You should view any sort of “theory” on stock selection such as value, small-cap, growth, or dividend payers (generally part of the “value” spectrum) as a “sales pitch”. When someone tries to sell you on something, they will use whatever data that is available to support their pitch.
The data that is generally available is in the stock market “raw” data. You can see the price changes, the dividends, and compare these against your selected group or theory in a variety of ways.
Valuing Dividends
In general, it is more difficult to determine total stock returns (i.e. how successful your proposed theory is) when you include dividends.
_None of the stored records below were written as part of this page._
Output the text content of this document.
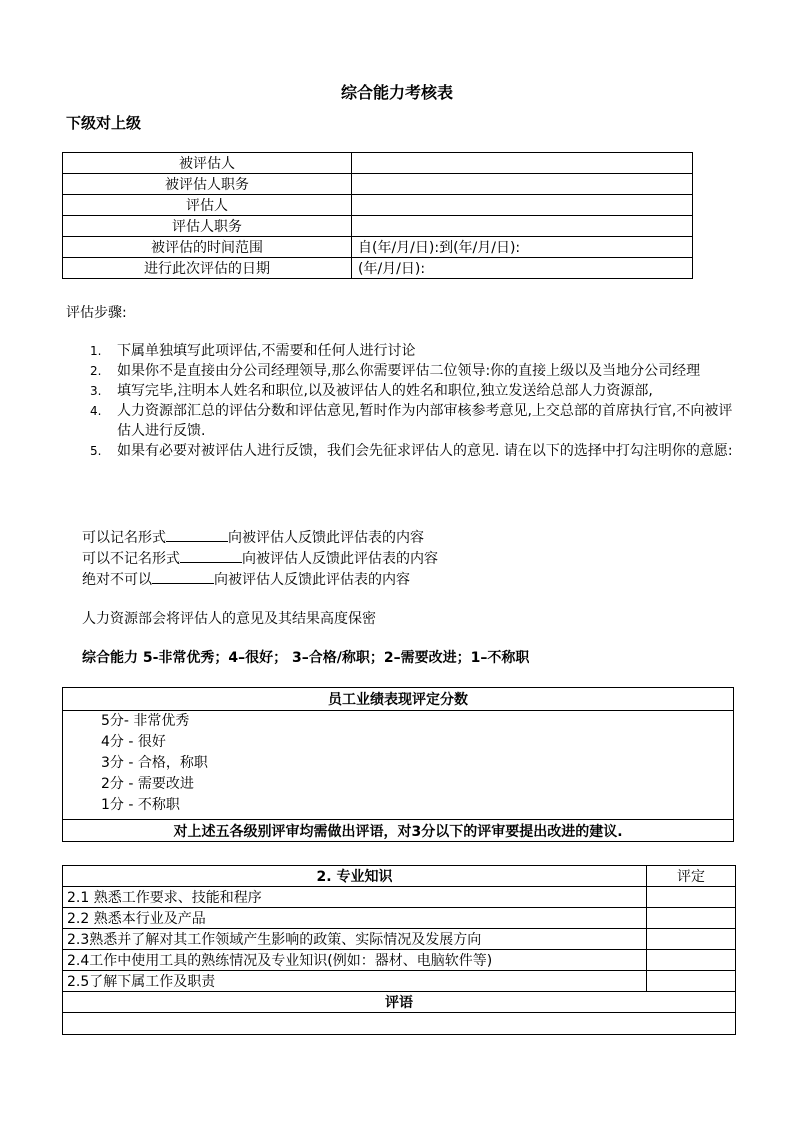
综合能力考核表
下级对上级
被评估人	
被评估人职务	
评估人	
评估人职务	
被评估的时间范围	自(年/月/日):到(年/月/日):
进行此次评估的日期	(年/月/日):
评估步骤:
1. 下属单独填写此项评估,不需要和任何人进行讨论
2. 如果你不是直接由分公司经理领导,那么你需要评估二位领导:你的直接上级以及当地分公司经理
3. 填写完毕,注明本人姓名和职位,以及被评估人的姓名和职位,独立发送给总部人力资源部,
4. 人力资源部汇总的评估分数和评估意见,暂时作为内部审核参考意见,上交总部的首席执行官,不向被评估人进行反馈.
5. 如果有必要对被评估人进行反馈，我们会先征求评估人的意见. 请在以下的选择中打勾注明你的意愿:
可以记名形式	向被评估人反馈此评估表的内容
可以不记名形式	向被评估人反馈此评估表的内容
绝对不可以	向被评估人反馈此评估表的内容
人力资源部会将评估人的意见及其结果高度保密
综合能力 5-非常优秀；4–很好； 3–合格/称职；2–需要改进；1–不称职
员工业绩表现评定分数

5分- 非常优秀
4分 - 很好
3分 - 合格，称职
2分 - 需要改进
1分 - 不称职

对上述五各级别评审均需做出评语，对3分以下的评审要提出改进的建议.
2. 专业知识	评定
2.1 熟悉工作要求、技能和程序	
2.2 熟悉本行业及产品	
2.3熟悉并了解对其工作领域产生影响的政策、实际情况及发展方向	
2.4工作中使用工具的熟练情况及专业知识(例如：器材、电脑软件等)	
2.5了解下属工作及职责	
评语	
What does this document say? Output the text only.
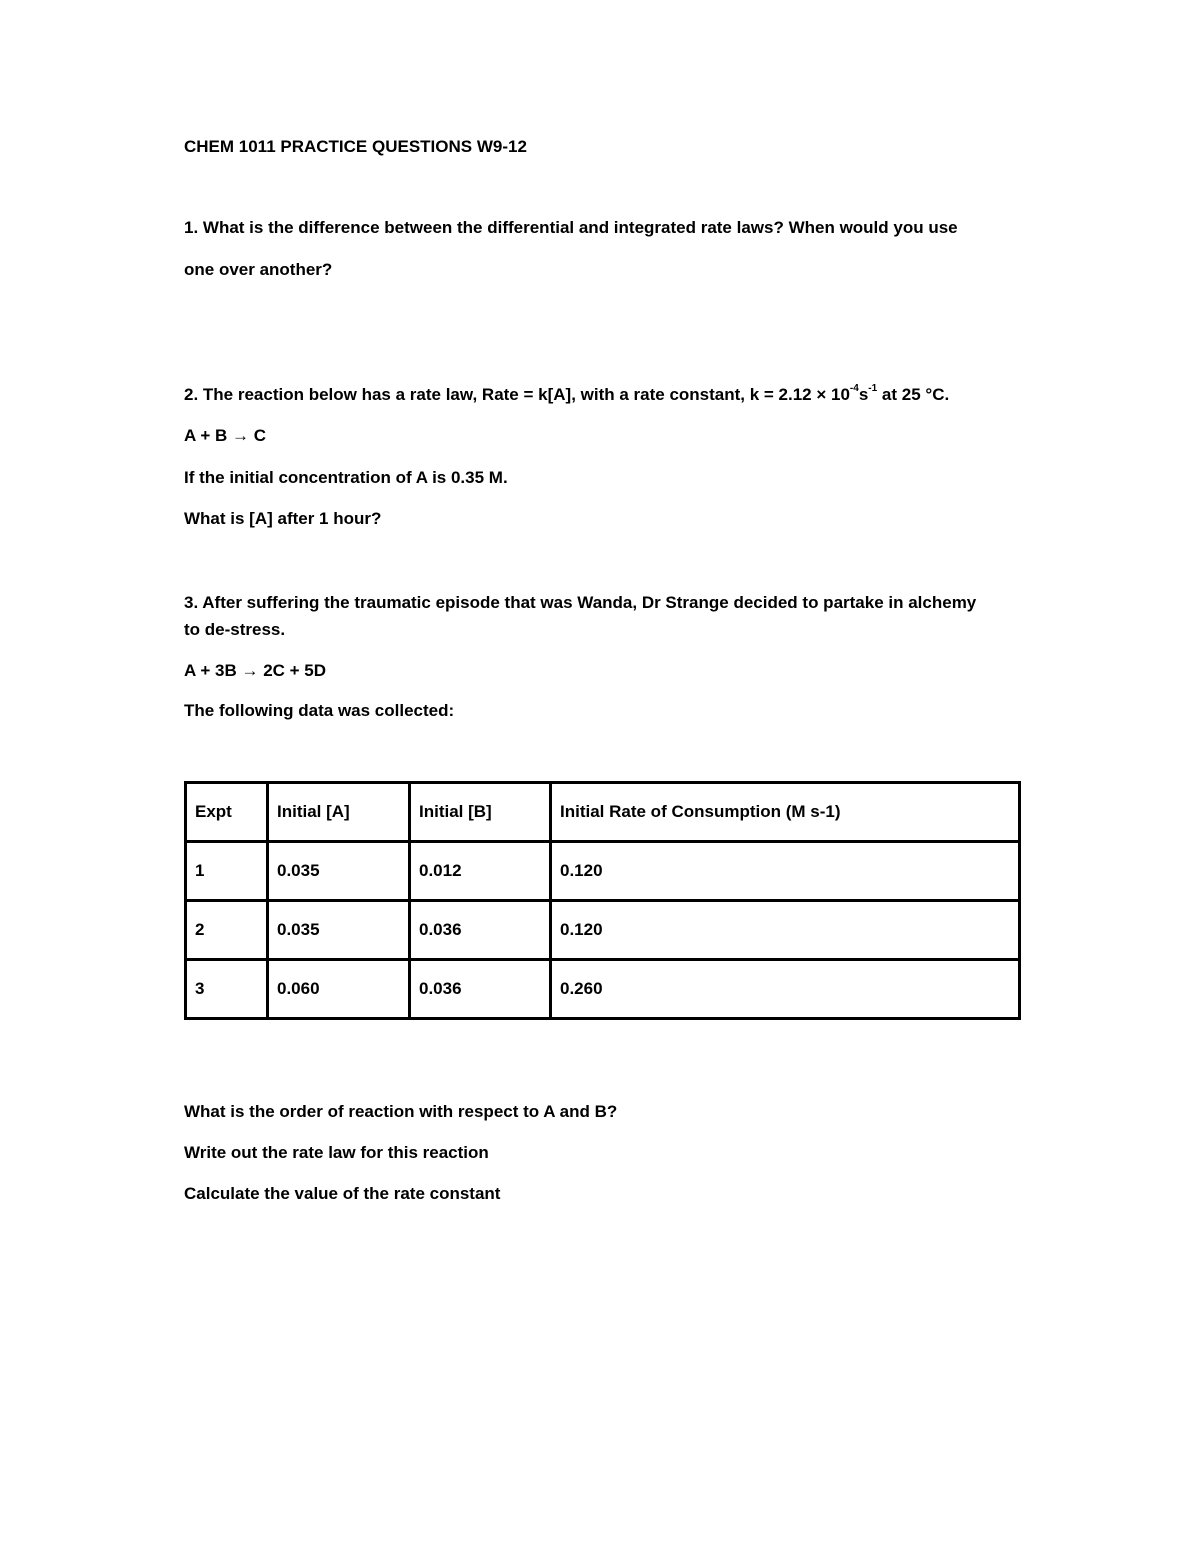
CHEM 1011 PRACTICE QUESTIONS W9-12
1. What is the difference between the differential and integrated rate laws? When would you use
one over another?
2. The reaction below has a rate law, Rate = k[A], with a rate constant, $k = 2.12 \times 10^{-4}s^{-1}$ at 25 °C.
A + B → C
If the initial concentration of A is 0.35 M.
What is [A] after 1 hour?
3. After suffering the traumatic episode that was Wanda, Dr Strange decided to partake in alchemy
to de-stress.
A + 3B → 2C + 5D
The following data was collected:
Expt	Initial [A]	Initial [B]	Initial Rate of Consumption (M s-1)
1	0.035	0.012	0.120
2	0.035	0.036	0.120
3	0.060	0.036	0.260
What is the order of reaction with respect to A and B?
Write out the rate law for this reaction
Calculate the value of the rate constant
It is easy to look at the “price” of a stock from 10 years ago and the price of that same stock today and said it “went up 25%” or “went down 25%”. Or, if you owned that stock and are looking for it, that the stock doesn’t exist in the index any more (it went bankrupt, merged with someone else, or went private). Even large and sophisticated investors sometimes forget to include dividends in their calculations.
Dividends are harder because they are payouts to shareholders and then you need to determine what happened with those dividends. For my trust funds, for example, the dividends are received in cash. Then we take the cash and re-invest it periodically, in our case annually. Thus you don’t earn a “return” on that money, other than interest (which used to be significant, but now can essentially be modeled at zero since interest rates are so low) during that time.
For most models used by analysts, dividends paid are assumed to be re-invested in shares. Thus if you receive a dividend of 2%, you essentially now own 2% more in shares, and you also earn dividends on those shares going forward, as well. To make it a bit more complicated, there are taxes that you have to pay when you receive those dividends, so you may want to reduce the effective value of those dividends by 15% (the current taxable rate) or closer to 30% if that exclusion is taken away when the tax laws are changed in 2013. Here is a wikipedia article that reviews the taxation of dividends for individuals.
Dividends are important. Per the “dividends aristocrats” methodology used by the S&P 500 and found here,
Since 1926, dividends have contributed nearly a third of total equity return while capital gains have contributed two-thirds. Sustainable dividend income and capital appreciation potential are both important in determining total return expectations.
For our own portfolios, dividends have brought in a substantial portion of total return. The impact is largest on our biggest funds, portfolio 1 and 2, since they have more stocks and a longer time frame to accumulate dividends.